Mehr als 600 SPD-Delegierte stimmen am Sonntag in Bonn bei einem Sonderparteitag über die Aufnahme von Koalitionsverhandlungen ab. Das letzte Wort würden dann nach Abschluss der Verhandlungen die SPD-Mitglieder haben. Nahles sagte der Funke Mediengruppe, sie schätze, dass ein Drittel der Delegierten noch unentschlossen sei.

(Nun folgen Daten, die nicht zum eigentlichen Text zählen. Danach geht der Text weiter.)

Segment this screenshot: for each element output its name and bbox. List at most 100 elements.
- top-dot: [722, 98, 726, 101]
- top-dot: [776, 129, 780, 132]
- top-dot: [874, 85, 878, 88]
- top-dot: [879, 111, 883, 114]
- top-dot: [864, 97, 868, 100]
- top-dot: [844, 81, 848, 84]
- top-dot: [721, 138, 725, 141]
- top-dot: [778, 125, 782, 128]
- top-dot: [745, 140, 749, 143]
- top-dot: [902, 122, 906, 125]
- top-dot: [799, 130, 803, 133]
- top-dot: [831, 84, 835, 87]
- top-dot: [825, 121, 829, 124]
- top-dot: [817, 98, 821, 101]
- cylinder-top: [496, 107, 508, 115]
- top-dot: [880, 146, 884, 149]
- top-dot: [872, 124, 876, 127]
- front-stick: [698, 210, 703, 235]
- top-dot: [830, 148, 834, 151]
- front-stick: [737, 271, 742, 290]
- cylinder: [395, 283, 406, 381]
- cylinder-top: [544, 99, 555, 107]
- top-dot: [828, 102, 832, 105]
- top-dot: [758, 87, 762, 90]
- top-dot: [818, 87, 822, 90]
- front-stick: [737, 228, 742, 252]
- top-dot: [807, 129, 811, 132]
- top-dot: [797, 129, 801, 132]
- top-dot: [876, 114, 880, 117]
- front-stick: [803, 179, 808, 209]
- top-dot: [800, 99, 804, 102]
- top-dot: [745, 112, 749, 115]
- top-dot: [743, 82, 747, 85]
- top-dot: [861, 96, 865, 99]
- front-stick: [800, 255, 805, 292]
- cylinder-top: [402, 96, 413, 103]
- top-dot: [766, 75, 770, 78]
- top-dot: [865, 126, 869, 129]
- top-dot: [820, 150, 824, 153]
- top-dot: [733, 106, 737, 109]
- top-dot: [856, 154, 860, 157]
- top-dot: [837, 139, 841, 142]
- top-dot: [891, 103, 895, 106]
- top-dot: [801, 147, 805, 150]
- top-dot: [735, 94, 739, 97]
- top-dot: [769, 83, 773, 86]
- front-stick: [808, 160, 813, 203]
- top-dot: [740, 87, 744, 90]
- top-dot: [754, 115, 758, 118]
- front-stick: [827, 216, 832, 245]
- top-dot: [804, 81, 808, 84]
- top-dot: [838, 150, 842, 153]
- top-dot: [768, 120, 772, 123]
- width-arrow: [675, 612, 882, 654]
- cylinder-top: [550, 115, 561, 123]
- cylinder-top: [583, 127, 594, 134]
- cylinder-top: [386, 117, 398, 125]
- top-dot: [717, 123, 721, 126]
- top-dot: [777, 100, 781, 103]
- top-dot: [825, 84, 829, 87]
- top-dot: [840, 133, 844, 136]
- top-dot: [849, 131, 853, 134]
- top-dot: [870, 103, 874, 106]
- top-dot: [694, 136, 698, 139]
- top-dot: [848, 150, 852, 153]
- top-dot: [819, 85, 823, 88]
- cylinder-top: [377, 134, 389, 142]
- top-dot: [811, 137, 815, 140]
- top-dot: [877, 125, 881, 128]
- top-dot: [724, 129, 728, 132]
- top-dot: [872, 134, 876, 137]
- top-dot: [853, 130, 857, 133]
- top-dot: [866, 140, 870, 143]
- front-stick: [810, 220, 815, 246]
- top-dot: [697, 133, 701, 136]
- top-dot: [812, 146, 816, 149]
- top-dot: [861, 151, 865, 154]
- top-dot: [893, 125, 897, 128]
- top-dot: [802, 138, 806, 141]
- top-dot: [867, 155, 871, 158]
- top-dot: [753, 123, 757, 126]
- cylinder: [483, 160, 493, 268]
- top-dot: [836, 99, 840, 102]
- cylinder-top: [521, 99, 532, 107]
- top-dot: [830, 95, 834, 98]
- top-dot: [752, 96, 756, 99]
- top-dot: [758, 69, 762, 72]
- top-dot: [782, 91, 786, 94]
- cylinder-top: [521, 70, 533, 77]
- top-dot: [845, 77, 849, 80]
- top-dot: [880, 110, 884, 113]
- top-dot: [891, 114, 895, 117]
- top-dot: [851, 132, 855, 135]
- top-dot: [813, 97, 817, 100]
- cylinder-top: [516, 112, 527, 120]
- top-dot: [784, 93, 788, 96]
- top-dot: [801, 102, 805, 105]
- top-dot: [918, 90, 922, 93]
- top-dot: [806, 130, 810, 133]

Die SPD-Spitze wirbt intensiv für Koalitionsgespräche mit der Union. Allen voran der SPD-Vorsitzende Martin Schulz, der zu diesem Zweck weiter durch die Landesverbände tingelt. Er sieht noch Spielraum für Verhandlungserfolge seiner Partei in möglichen Koalitionsverhandlungen. "Man darf nicht den Eindruck erwecken, als wären wir schon am Ende des Weges", sagte Schulz am Mittwochabend in Mainz. Damit reagierte er auf Kanzlerin Angela Merkel, die größere Nachverhandlungen der Sondierungsergebnisse mit der SPD ausgeschlossen hatte.
Alte Garde macht sich für GroKo stark
Unterstützung für eine Neuauflage der GroKo kommt von ehemaligen Parteigrößen. "Es spricht mehr dafür, in Koalitionsverhandlungen einzutreten als Nein zu sagen", sagte der frühere SPD-Vorsitzende Kurt Beck der "Saarbrücker Zeitung". Beck betonte, dass es im Sondierungspapier "eine ganze Reihe von Punkten" gebe, die aus SPD-Sicht positiv seien. Unter dem Strich spreche mehr für weitere Verhandlungen, als jetzt Schluss zu machen.
Ähnlich äußerte sich Erhard Eppler, über Jahrzehnte Vertreter des linken Flügels der SPD. "Wenn ich, immerhin seit 62 Jahren Mitglied der Partei, gefragt werde, ist die Antwort: Ich bin für das Ja", schreibt der 91-Jährige in einem Gastbeitrag für die "Süddeutsche Zeitung". Es stimme nicht, dass die große Koalition der SPD nur den Niedergang bringen könne - das habe das erste Bündnis unter Kurt Georg Kiesinger (CDU) und Willy Brandt gezeigt, das direkt in eine sozialliberale Koalition mit einem Bundeskanzler Brandt geführt habe.